MOE: Fix capacity when using TP for non-MoE

When non-expert layers use TP and experts do not use TP, we drop duplicate tokens sent to experts. Dropping duplicate tokens is done by slicing the tokens tensor sent to experts where each expert handles only 1/TP of the tokens. However, for that, we need to make sure that the capacity is divisible by TP. Signed-off-by: Moshe Island <misland@habana.ai>
microsoft · Feb 21, 2024 · 4ab360a · 4ab360a
1 parent 88eca85
commit 4ab360a
Showing 1 changed file with 10 additions and 0 deletions.
diff --git a/deepspeed/moe/sharded_moe.py b/deepspeed/moe/sharded_moe.py
@@ -214,6 +214,11 @@ def top1gating(logits: Tensor,
     if not drop_tokens:
         new_capacity = torch.max(exp_counts).to(logits.device)
         dist.all_reduce(new_capacity, op=dist.ReduceOp.MAX, group=dist.get_world_group())
+        if groups._get_expert_model_parallel_world_size() == 1:
+            # If the non-expert is tensor-parallel, we need to pad the capacity to 'tp'.
+            # This is since we are going to activate drop_tokens() to drop duplicate tokens.
+            tp = 1 if groups.mpu is None else groups.mpu.get_tensor_model_parallel_world_size()
+            new_capacity = torch.ceil(new_capacity / tp).mul(tp).to(new_capacity.dtype)
         capacity = new_capacity
 
     # Compute l_aux
@@ -326,6 +331,11 @@ def top2gating(logits: Tensor,
         # Do not drop tokens - set capacity according to current expert assignments
         new_capacity = torch.max(exp_counts)
         dist.all_reduce(new_capacity, op=dist.ReduceOp.MAX, group=dist.get_world_group())
+        if groups._get_expert_model_parallel_world_size() == 1:
+            # If the non-expert is tensor-parallel, we need to pad the capacity to 'tp'.

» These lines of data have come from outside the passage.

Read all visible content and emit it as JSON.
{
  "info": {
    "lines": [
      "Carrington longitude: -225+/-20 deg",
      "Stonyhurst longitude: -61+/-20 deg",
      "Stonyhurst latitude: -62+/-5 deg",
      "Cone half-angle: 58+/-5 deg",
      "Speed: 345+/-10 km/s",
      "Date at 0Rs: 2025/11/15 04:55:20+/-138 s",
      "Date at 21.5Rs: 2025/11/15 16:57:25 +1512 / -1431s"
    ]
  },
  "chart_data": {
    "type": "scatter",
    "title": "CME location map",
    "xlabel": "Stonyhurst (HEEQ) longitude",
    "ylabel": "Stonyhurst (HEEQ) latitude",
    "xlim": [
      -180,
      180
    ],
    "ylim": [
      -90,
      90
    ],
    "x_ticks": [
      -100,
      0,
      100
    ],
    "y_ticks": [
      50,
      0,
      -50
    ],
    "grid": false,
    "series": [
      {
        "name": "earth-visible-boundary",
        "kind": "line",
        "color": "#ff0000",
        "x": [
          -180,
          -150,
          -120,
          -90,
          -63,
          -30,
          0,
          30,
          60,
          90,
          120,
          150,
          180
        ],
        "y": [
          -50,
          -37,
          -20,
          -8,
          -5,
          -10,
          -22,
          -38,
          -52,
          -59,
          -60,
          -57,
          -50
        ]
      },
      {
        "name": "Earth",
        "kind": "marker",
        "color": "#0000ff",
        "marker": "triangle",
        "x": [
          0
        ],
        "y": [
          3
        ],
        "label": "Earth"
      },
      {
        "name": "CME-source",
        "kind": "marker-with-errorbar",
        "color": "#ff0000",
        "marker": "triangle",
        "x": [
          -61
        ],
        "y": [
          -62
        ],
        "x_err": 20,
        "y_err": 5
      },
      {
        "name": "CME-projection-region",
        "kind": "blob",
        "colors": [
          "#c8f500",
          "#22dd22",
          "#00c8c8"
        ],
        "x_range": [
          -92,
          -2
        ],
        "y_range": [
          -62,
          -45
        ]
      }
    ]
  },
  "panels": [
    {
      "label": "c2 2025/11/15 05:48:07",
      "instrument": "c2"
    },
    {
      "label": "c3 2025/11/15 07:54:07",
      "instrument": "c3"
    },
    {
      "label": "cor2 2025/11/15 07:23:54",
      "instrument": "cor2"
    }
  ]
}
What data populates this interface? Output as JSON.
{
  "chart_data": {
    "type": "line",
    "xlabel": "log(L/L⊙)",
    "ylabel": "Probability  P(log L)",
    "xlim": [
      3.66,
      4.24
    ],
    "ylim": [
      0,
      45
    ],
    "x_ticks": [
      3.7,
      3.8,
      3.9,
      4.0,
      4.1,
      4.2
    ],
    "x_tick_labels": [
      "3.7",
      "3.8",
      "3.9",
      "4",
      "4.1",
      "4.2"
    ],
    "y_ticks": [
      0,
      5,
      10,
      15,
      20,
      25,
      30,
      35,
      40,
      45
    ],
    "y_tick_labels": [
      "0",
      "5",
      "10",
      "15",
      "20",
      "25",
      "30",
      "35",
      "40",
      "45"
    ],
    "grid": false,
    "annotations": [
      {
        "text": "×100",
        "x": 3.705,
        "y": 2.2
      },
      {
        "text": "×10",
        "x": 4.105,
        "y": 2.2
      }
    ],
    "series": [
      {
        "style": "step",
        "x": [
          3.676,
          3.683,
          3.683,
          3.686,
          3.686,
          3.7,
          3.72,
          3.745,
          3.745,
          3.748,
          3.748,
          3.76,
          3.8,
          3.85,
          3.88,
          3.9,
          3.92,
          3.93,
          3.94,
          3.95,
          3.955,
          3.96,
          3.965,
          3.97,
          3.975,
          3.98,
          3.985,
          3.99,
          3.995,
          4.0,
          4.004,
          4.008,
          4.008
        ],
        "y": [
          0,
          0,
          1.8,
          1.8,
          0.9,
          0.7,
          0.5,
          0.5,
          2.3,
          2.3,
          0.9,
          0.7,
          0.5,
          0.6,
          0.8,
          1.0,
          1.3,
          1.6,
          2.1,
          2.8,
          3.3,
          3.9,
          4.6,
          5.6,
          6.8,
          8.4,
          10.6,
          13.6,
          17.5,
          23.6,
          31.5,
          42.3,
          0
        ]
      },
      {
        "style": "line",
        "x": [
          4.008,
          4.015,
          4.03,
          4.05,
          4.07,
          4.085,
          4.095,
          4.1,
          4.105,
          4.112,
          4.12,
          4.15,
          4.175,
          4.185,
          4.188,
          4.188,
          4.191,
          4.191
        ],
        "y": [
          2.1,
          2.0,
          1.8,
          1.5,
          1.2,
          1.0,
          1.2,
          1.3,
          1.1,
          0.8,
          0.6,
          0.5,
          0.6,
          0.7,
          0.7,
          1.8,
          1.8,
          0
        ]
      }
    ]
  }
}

+            # This is since we are going to activate drop_tokens() to drop duplicate tokens.
+            tp = 1 if groups.mpu is None else groups.mpu.get_tensor_model_parallel_world_size()
+            new_capacity = torch.ceil(new_capacity / tp).mul(tp).to(new_capacity.dtype)
         capacity = new_capacity
 
     # Store the capacity location for each token